Respective source codes are located in MLP-forward/CPU and MLP-forward/DFE. Informations on how to run the DFE projects can be found in Run DFE Applications with MaxIDE. The CPU codes can be compiled with the following commands.

cd MLP-forward/CPU
mkdir build
g++ -O3 -fopenmp -Imnist src/fixed-forward-test-CPU.cpp -o build/fixed_forward_test-CPU

Note that the source codes are optimized for the Jumax machine, in particular concerning the multi-threading optimization.

Autonomous car simulation

The CNN-autonomous-car directory contains the Webots project of the self-driving car using a convolutional neural network. Its description can be found here.

The scripts to compute the trajectory planning and the training of the CNN are located in CNN-autonomous-car/scripts. The trained model parameters are contained in offsetModel.pt.
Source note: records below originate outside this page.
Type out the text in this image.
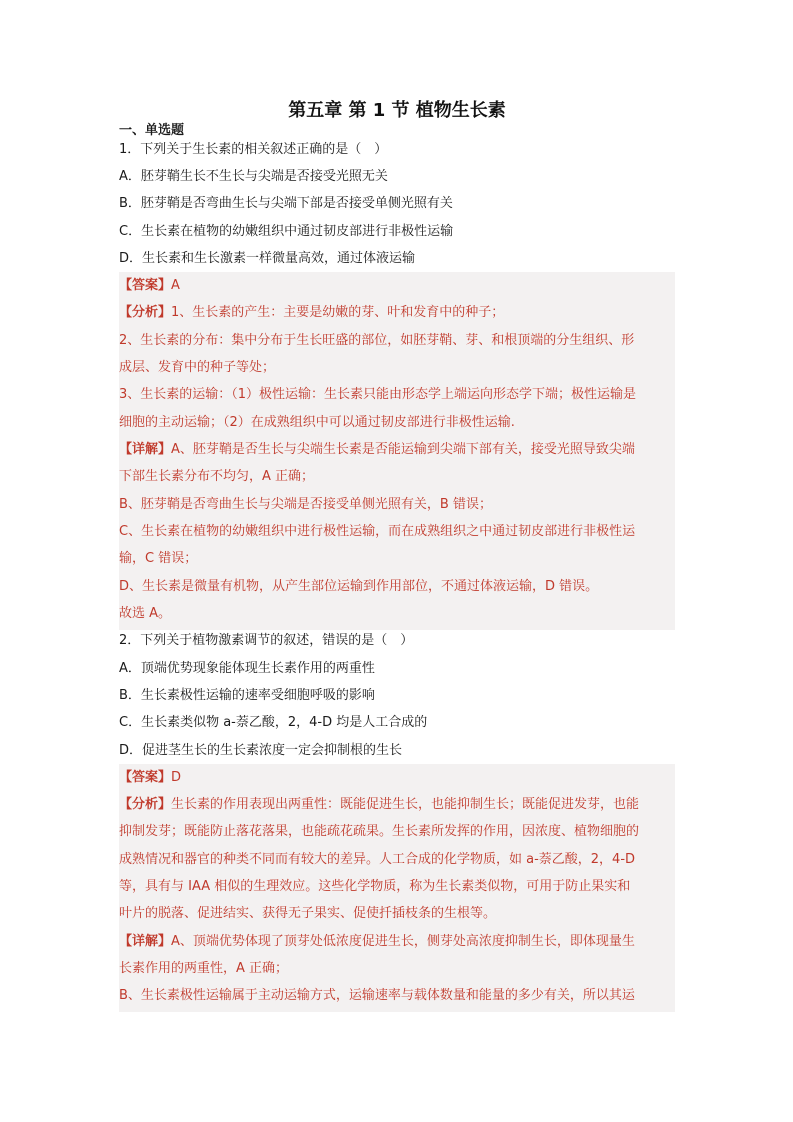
第五章 第 1 节 植物生长素
一、单选题
1．下列关于生长素的相关叙述正确的是（　）
A．胚芽鞘生长不生长与尖端是否接受光照无关
B．胚芽鞘是否弯曲生长与尖端下部是否接受单侧光照有关
C．生长素在植物的幼嫩组织中通过韧皮部进行非极性运输
D．生长素和生长激素一样微量高效，通过体液运输
【答案】A
【分析】1、生长素的产生：主要是幼嫩的芽、叶和发育中的种子；
2、生长素的分布：集中分布于生长旺盛的部位，如胚芽鞘、芽、和根顶端的分生组织、形
成层、发育中的种子等处；
3、生长素的运输：（1）极性运输：生长素只能由形态学上端运向形态学下端；极性运输是
细胞的主动运输；（2）在成熟组织中可以通过韧皮部进行非极性运输.
【详解】A、胚芽鞘是否生长与尖端生长素是否能运输到尖端下部有关，接受光照导致尖端
下部生长素分布不均匀，A 正确；
B、胚芽鞘是否弯曲生长与尖端是否接受单侧光照有关，B 错误；
C、生长素在植物的幼嫩组织中进行极性运输，而在成熟组织之中通过韧皮部进行非极性运
输，C 错误；
D、生长素是微量有机物，从产生部位运输到作用部位，不通过体液运输，D 错误。
故选 A。
2．下列关于植物激素调节的叙述，错误的是（　）
A．顶端优势现象能体现生长素作用的两重性
B．生长素极性运输的速率受细胞呼吸的影响
C．生长素类似物 a-萘乙酸，2，4-D 均是人工合成的
D．促进茎生长的生长素浓度一定会抑制根的生长
【答案】D
【分析】生长素的作用表现出两重性：既能促进生长，也能抑制生长；既能促进发芽，也能
抑制发芽；既能防止落花落果，也能疏花疏果。生长素所发挥的作用，因浓度、植物细胞的
成熟情况和器官的种类不同而有较大的差异。人工合成的化学物质，如 a-萘乙酸，2，4-D
等，具有与 IAA 相似的生理效应。这些化学物质，称为生长素类似物，可用于防止果实和
叶片的脱落、促进结实、获得无子果实、促使扦插枝条的生根等。
【详解】A、顶端优势体现了顶芽处低浓度促进生长，侧芽处高浓度抑制生长，即体现量生
长素作用的两重性，A 正确；
B、生长素极性运输属于主动运输方式，运输速率与载体数量和能量的多少有关，所以其运
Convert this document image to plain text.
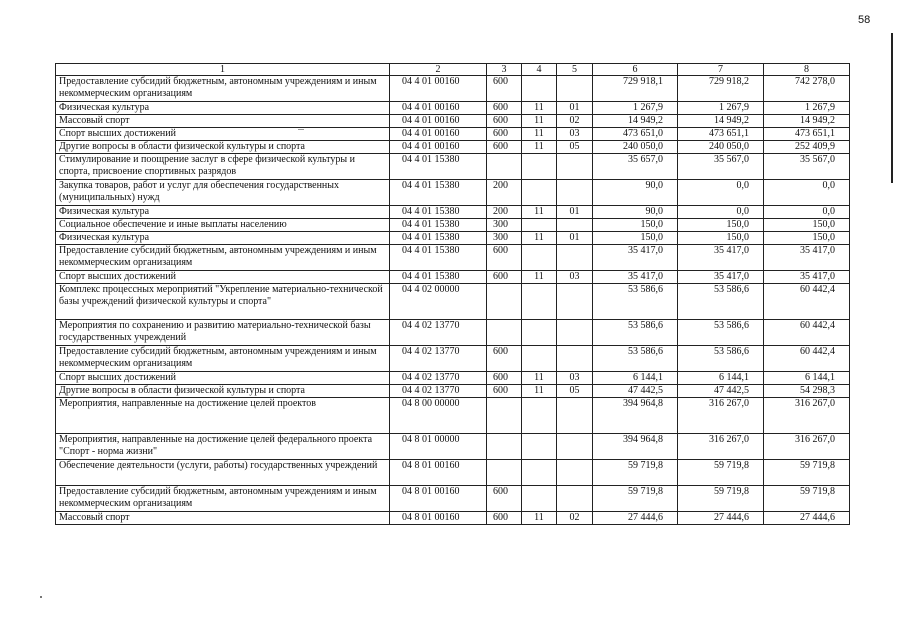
58
1	2	3	4	5	6	7	8
Предоставление субсидий бюджетным, автономным учреждениям и иным некоммерческим организациям	04 4 01 00160	600			729 918,1	729 918,2	742 278,0
Физическая культура	04 4 01 00160	600	11	01	1 267,9	1 267,9	1 267,9
Массовый спорт	04 4 01 00160	600	11	02	14 949,2	14 949,2	14 949,2
Спорт высших достижений	04 4 01 00160	600	11	03	473 651,0	473 651,1	473 651,1
Другие вопросы в области физической культуры и спорта	04 4 01 00160	600	11	05	240 050,0	240 050,0	252 409,9
Стимулирование и поощрение заслуг в сфере физической культуры и спорта, присвоение спортивных разрядов	04 4 01 15380				35 657,0	35 567,0	35 567,0
Закупка товаров, работ и услуг для обеспечения государственных (муниципальных) нужд	04 4 01 15380	200			90,0	0,0	0,0
Физическая культура	04 4 01 15380	200	11	01	90,0	0,0	0,0
Социальное обеспечение и иные выплаты населению	04 4 01 15380	300			150,0	150,0	150,0
Физическая культура	04 4 01 15380	300	11	01	150,0	150,0	150,0
Предоставление субсидий бюджетным, автономным учреждениям и иным некоммерческим организациям	04 4 01 15380	600			35 417,0	35 417,0	35 417,0
Спорт высших достижений	04 4 01 15380	600	11	03	35 417,0	35 417,0	35 417,0
Комплекс процессных мероприятий "Укрепление материально-технической базы учреждений физической культуры и спорта"	04 4 02 00000				53 586,6	53 586,6	60 442,4
Мероприятия по сохранению и развитию материально-технической базы государственных учреждений	04 4 02 13770				53 586,6	53 586,6	60 442,4
Предоставление субсидий бюджетным, автономным учреждениям и иным некоммерческим организациям	04 4 02 13770	600			53 586,6	53 586,6	60 442,4
Спорт высших достижений	04 4 02 13770	600	11	03	6 144,1	6 144,1	6 144,1
Другие вопросы в области физической культуры и спорта	04 4 02 13770	600	11	05	47 442,5	47 442,5	54 298,3
Мероприятия, направленные на достижение целей проектов	04 8 00 00000				394 964,8	316 267,0	316 267,0
Мероприятия, направленные на достижение целей федерального проекта "Спорт - норма жизни"	04 8 01 00000				394 964,8	316 267,0	316 267,0
Обеспечение деятельности (услуги, работы) государственных учреждений	04 8 01 00160				59 719,8	59 719,8	59 719,8
Предоставление субсидий бюджетным, автономным учреждениям и иным некоммерческим организациям	04 8 01 00160	600			59 719,8	59 719,8	59 719,8
Массовый спорт	04 8 01 00160	600	11	02	27 444,6	27 444,6	27 444,6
The training and testing worlds are both located in CNN-autonomous-car/worlds.

The different controller source codes are located in CNN-autonomous-car/controllers. The available controllers are the following.

  • training_track_driving: this controller is used to follow the train track using the trajectory planning data.
  • CNN_autonomous_car_cpu_float: this controller contains the naive version of the neural network with floating point represention to drive the car.
  • CNN_autonomous_car_cpu_fixed: this controller is the optimized CPU version of the neural network with fixed point representation and multithreading to drive the car.
  • CNN_autonomous_car_fpga: this controller uses the cnn_dfe library to run the neural network on a DFE. This controller has 3 different loop optimization modes. The mode must be passed through the controllerArgs field in CNN-autonomous-car/worlds/autonomous_car_test.wbt.
  • CNN_autonomous_car_fpga_optimized: this controller uses the cnn_dfe library to run the neural network on a DFE. This controller implements only one step loop of CNN_autonomous_car_fpga. It is the final, most optimized FPGA version of the controller, described in the Deliverable 2 results.

The DFE optimization of the neural network is compiled in a shared library: CNN-autonomous-car/libraries/cnn_dfe. The corresponding DFE kernels and manager are in: CNN-autonomous-car/libraries/cnn_dfe/src.

You can select the controller to drive the car by editing the controller field in CNN-autonomous-car/worlds/autonomous_car_test.wbt and then run Webots on Jumax.

A GPU is now available on jumaxbuild1. It is recommended to run Webots on jumaxbuild1 and the controller as extern on jumax-cpu. Detailed instructions can be found on the following page: How to run the most optimized car simulation.